A muscle in Warren’s face twitched. “Would you have helped me if I’d told you?” When I didn’t answer, he continued, “She’s my daughter. It shouldn’t mean anything. And she—she shouldn’t have to deal with people seeing her as—how would you feel, if it was you?”
“She can feel?” asked Checker with interest. “I know you said she can cry, but being able to shed tears is different from being able to feel for real. How do you even measure something like that?”
“Stop,” said Warren. “Please.”
I took pity on him. Liliana was still his kid, even if she…wasn’t. “Can it,” I said to Checker. “Warren, like I said, I don’t care. I’ve gotten back a lot worse for people who lied to me a lot more, okay? Just don’t do it again.”
He nodded.
“As long as I get my fee, I’m good,” I said. “I don’t judge.” Considering how
often I worked for arms dealers and gangsters, stomping on a sad man with a slightly delusional parent-child relationship didn’t seem worth it. “Speaking of which, we need to talk payment. And we have to figure out where you’re going to go from here. Legally, Liliana belongs to Arkacite, so from where I’m sitting, it looks like you two have to run somewhere they can’t find you.”
Warren raised his head to fasten his expression on mine, the first sign of animation he’d shown in our little conference. “Can you help us do that?”

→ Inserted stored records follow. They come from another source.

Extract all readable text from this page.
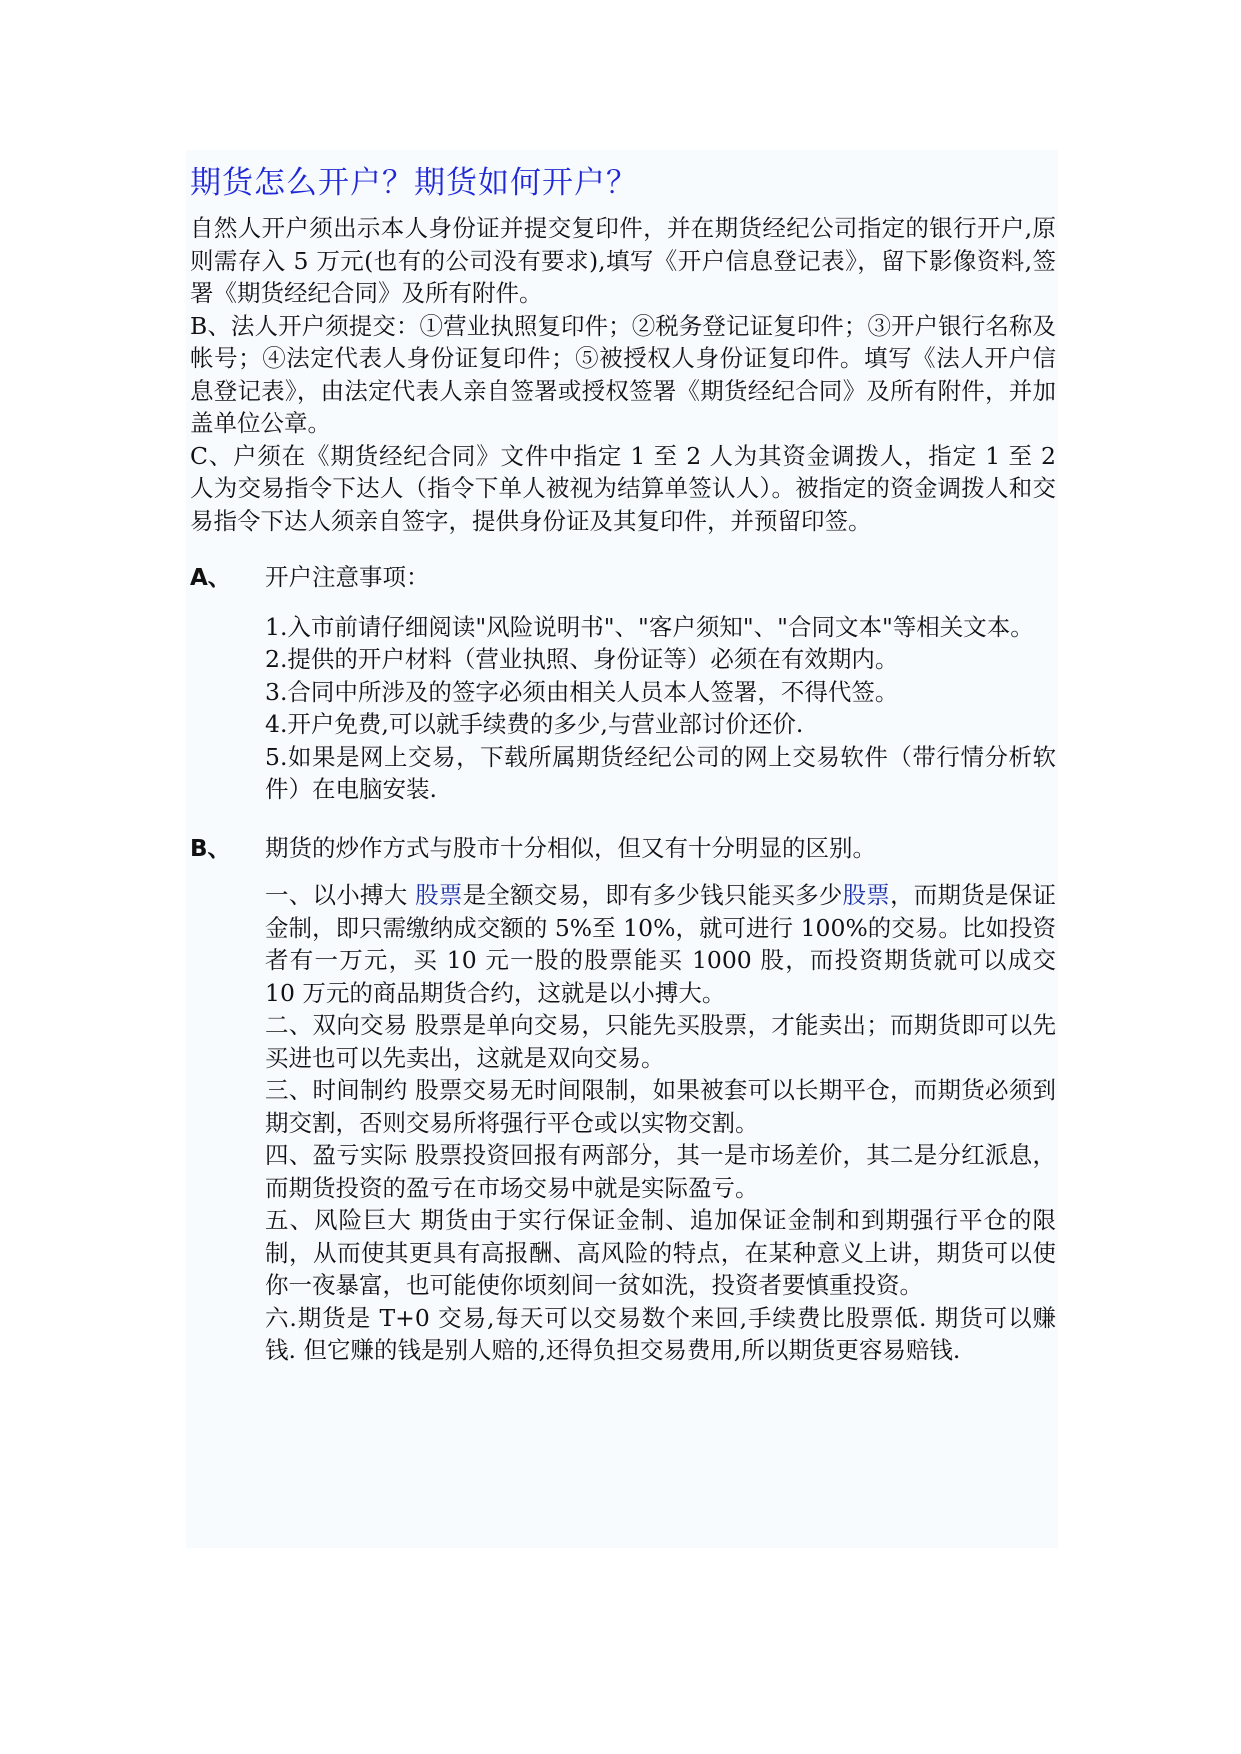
期货怎么开户？期货如何开户？

自然人开户须出示本人身份证并提交复印件，并在期货经纪公司指定的银行开户,原则需存入 5 万元(也有的公司没有要求),填写《开户信息登记表》，留下影像资料,签署《期货经纪合同》及所有附件。

B、法人开户须提交：①营业执照复印件；②税务登记证复印件；③开户银行名称及帐号；④法定代表人身份证复印件；⑤被授权人身份证复印件。填写《法人开户信息登记表》，由法定代表人亲自签署或授权签署《期货经纪合同》及所有附件，并加盖单位公章。

C、户须在《期货经纪合同》文件中指定 1 至 2 人为其资金调拨人，指定 1 至 2 人为交易指令下达人（指令下单人被视为结算单签认人）。被指定的资金调拨人和交易指令下达人须亲自签字，提供身份证及其复印件，并预留印签。

A、	开户注意事项：

1.入市前请仔细阅读"风险说明书"、"客户须知"、"合同文本"等相关文本。

2.提供的开户材料（营业执照、身份证等）必须在有效期内。

3.合同中所涉及的签字必须由相关人员本人签署，不得代签。

4.开户免费,可以就手续费的多少,与营业部讨价还价.

5.如果是网上交易，下载所属期货经纪公司的网上交易软件（带行情分析软件）在电脑安装.

B、	期货的炒作方式与股市十分相似，但又有十分明显的区别。

一、以小搏大 股票是全额交易，即有多少钱只能买多少股票，而期货是保证金制，即只需缴纳成交额的 5%至 10%，就可进行 100%的交易。比如投资者有一万元，买 10 元一股的股票能买 1000 股，而投资期货就可以成交 10 万元的商品期货合约，这就是以小搏大。

二、双向交易 股票是单向交易，只能先买股票，才能卖出；而期货即可以先买进也可以先卖出，这就是双向交易。

三、时间制约 股票交易无时间限制，如果被套可以长期平仓，而期货必须到期交割，否则交易所将强行平仓或以实物交割。

四、盈亏实际 股票投资回报有两部分，其一是市场差价，其二是分红派息，而期货投资的盈亏在市场交易中就是实际盈亏。

五、风险巨大 期货由于实行保证金制、追加保证金制和到期强行平仓的限制，从而使其更具有高报酬、高风险的特点，在某种意义上讲，期货可以使你一夜暴富，也可能使你顷刻间一贫如洗，投资者要慎重投资。

六.期货是 T+0 交易,每天可以交易数个来回,手续费比股票低. 期货可以赚钱. 但它赚的钱是别人赔的,还得负担交易费用,所以期货更容易赔钱.
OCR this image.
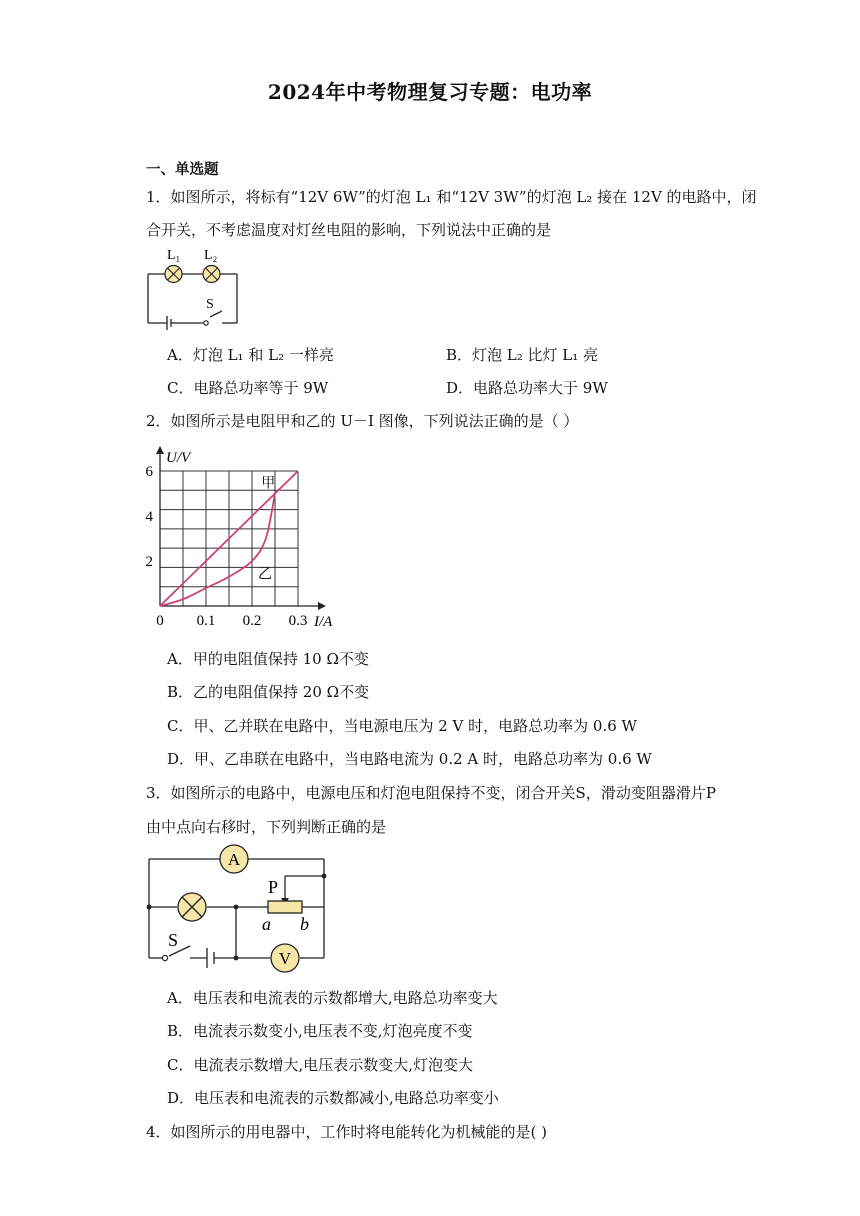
2024年中考物理复习专题：电功率
一、单选题
1．如图所示，将标有“12V 6W”的灯泡 L₁ 和“12V 3W”的灯泡 L₂ 接在 12V 的电路中，闭
合开关，不考虑温度对灯丝电阻的影响，下列说法中正确的是
L₁ L₂
S
A．灯泡 L₁ 和 L₂ 一样亮	B．灯泡 L₂ 比灯 L₁ 亮
C．电路总功率等于 9W	D．电路总功率大于 9W
2．如图所示是电阻甲和乙的 U－I 图像，下列说法正确的是（ ）
0 0.1 0.2 0.3
2
4
6
甲
乙
U/V
I/A
A．甲的电阻值保持 10 Ω不变
B．乙的电阻值保持 20 Ω不变
C．甲、乙并联在电路中，当电源电压为 2 V 时，电路总功率为 0.6 W
D．甲、乙串联在电路中，当电路电流为 0.2 A 时，电路总功率为 0.6 W
3．如图所示的电路中，电源电压和灯泡电阻保持不变，闭合开关S，滑动变阻器滑片P
由中点向右移时，下列判断正确的是
A
V
P
a b
S
A．电压表和电流表的示数都增大,电路总功率变大
B．电流表示数变小,电压表不变,灯泡亮度不变
C．电流表示数增大,电压表示数变大,灯泡变大
D．电压表和电流表的示数都减小,电路总功率变小
4．如图所示的用电器中，工作时将电能转化为机械能的是( )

“Well, yeah, as long as you can pay me.”
“I—okay. I—I’ll find a way.”
Great. I wasn’t exactly surprised by the response after learning about his eviction, but I hated complications. “I hope you understand I’ll have to keep custody of Liliana until you can. She’s really the only thing of any value you’ve got.”
He took a breath. “You’ll take good care of her?”
“Sure,” I said. Checker’s eager eyes had strayed over to her again; I reached under the table and smacked him. “She doesn’t need to eat or, well, anything else, does she? Is there anything I should know about her?”
“She has a special drink, but she only needs some every few months. But—take good care of her, and play with her, and—she needs love. That’s what she needs.”
“What about power?” asked Checker.
“Power?” repeated Warren.
“Well, yeah. She must need to recharge, right?”
“No,” said Warren. “I don’t think so.”
“Really?” Checker’s eyes lit up even more. “I’d love to know what kind of—”
“Anything else?” I cut in over him. “Does she sleep?”
“Yes,” Warren answered.
“Does it serve a purpose, or does she just close her eyes and go inactive for a while so she seems more human?” asked Checker.
I smacked him in the arm again, this time not bothering to hide it. And people say I’m the insensitive one. “We’ll take care of her,” I told Warren. “But not for too long, you get it? If you can’t come up with the money, I’ll have to take her back to Arkacite. That’s just how it works.”